Ingolstadt: "Es hakt noch an Befindlichkeiten"
Mit dem Bus ins Werk und wieder nach Hause: Das verbesserte Angebot der INVG für Audianer wird bereits gut genutzt. Allerdings gibt es solche Direktlinien noch nicht in der ganzen Region. ‹ŒArch - foto: Eberl
Ingolstadt

Endlich attraktivere Verbindungen mit öffentlichen Verkehrsmitteln aus den Landkreisen zum Automobilwerk zu schaffen, ist die Aufgabe, an der sich die regionale Politik seit Jahr und Tag abarbeitet, ohne bislang den großen Hebel umgelegt zu haben. Wenn am heutigen Freitag die Spitzen von Stadt und Landkreisen im Zweckverband Verkehrsgemeinschaft Region Ingolstadt zusammenkommen, wird es erneut gerade auch um dieses Thema gehen.

"Wir sind auf einem guten Weg, wir können jetzt die Weichen stellen", gibt sich Robert Frank (oberes Foto), Geschäftsführer der INVG und vom Zweckverband quasi zum Koordinator in Sachen Flächentarif bestellt, grundsätzlich optimistisch. Zwar nicht von heute auf morgen, aber mittelfristig sieht er die Region auf dem Weg zu einem Vertragswerk, das allen Interessen gerecht werden könnte. Es geht aber - wieder einmal - ums Geld.

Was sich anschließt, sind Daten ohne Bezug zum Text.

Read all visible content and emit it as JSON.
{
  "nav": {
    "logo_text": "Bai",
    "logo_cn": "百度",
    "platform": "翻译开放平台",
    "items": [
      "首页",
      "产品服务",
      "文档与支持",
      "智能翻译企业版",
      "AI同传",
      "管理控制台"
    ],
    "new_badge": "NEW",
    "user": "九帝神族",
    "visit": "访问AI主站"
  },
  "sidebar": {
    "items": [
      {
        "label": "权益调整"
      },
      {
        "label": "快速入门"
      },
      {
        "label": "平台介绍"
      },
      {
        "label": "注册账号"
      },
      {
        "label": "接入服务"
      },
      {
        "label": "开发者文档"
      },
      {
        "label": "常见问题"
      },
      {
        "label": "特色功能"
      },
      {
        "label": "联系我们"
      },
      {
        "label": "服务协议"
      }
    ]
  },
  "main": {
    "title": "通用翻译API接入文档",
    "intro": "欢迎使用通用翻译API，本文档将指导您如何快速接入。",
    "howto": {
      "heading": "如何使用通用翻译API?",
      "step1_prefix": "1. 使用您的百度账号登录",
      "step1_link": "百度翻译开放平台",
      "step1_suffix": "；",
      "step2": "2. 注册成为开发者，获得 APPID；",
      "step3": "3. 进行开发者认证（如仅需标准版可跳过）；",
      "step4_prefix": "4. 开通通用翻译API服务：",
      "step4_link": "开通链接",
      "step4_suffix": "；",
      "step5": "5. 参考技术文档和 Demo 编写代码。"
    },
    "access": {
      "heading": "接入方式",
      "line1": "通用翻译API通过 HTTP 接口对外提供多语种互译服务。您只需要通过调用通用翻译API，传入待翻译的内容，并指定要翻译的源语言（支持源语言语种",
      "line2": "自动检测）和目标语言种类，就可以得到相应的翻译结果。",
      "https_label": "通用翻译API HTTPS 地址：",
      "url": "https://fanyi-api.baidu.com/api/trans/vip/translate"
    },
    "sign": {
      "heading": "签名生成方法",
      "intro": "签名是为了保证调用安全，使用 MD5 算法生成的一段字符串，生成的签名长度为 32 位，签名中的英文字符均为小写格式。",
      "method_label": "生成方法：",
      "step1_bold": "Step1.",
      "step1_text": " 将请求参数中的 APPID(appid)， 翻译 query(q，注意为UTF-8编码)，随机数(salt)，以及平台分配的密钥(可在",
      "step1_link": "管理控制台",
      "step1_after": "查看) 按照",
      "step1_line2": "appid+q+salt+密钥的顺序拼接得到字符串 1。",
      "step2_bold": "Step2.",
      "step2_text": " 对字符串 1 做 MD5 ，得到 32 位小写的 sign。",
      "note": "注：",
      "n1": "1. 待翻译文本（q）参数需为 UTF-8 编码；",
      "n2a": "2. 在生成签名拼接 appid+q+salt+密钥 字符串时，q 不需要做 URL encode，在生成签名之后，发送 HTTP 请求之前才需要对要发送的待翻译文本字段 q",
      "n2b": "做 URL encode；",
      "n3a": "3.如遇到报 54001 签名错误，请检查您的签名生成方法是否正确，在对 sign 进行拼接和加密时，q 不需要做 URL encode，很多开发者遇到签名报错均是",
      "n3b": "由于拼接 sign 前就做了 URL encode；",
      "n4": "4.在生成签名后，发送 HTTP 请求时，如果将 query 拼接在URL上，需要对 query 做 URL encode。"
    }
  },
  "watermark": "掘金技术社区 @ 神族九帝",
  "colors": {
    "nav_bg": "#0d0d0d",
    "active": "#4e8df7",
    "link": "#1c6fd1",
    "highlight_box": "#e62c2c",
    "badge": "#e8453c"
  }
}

Wie auch schon verschiedentlich berichtet, braucht es auch in den Gebieten, die heute noch nicht zum Tarifgebiet der INVG gehören - also die Kreisstädte Eichstätt und Pfaffenhofen und erhebliche Teile der Kommunen in den zugehörigen Landkreisen sowie der gesamte Landkreis Neuburg-Schrobenhausen - maßgeschneiderte Lösungen, die auch die beteiligten Busunternehmen nicht schlechterstellen. Während die Landkreise den öffentlichen Personennahverkehr organisieren müssen, liegen die Konzessionen, also die Rechte, bestimmte Strecken zu bedienen, bei privatwirtschaftlichen Firmen. Wenn künftig durch attraktivere Konditionen mehr Fahrgäste auf diese Linien gelockt werden sollen, wird das wohl nur mit Steuergeld gehen, das aus den Gebietskörperschaften kommen muss.

"Es gibt da bürokratische Entscheidungsprozesse, die einfach Zeit brauchen", sagte dazu Audi-Betriebsratschef Peter Mosch (unteres Foto) jetzt in einem DK-Redaktionsgespräch. Auch ihm ist klar, dass sowohl auf Unternehmensseite als auch bei der öffentlichen Hand noch einiges getan werden kann, um mehr Kolleginnen und Kollegen dazu zu bewegen, auf dem Weg zur Arbeit aufs eigene Auto zu verzichten. "Ausgereizt", so Mosch, sei das Thema noch lange nicht. Es werde eben noch weitere Überzeugungsarbeit bei den Beschäftigten nötig sein, auf der anderen Seite aber auch eine Angebotsverbesserung durch die Politik. Denn: "Das heutige Jobticket gilt eben nur für das INVG-Tarifgebiet. Wir hätten auch gerne Neuburg, Pfaffenhofen und Eichstätt mit dabei, sind ja auch in Gesprächen mit den Landkreisen und Kommunen, aber da hakt es noch an Befindlichkeiten."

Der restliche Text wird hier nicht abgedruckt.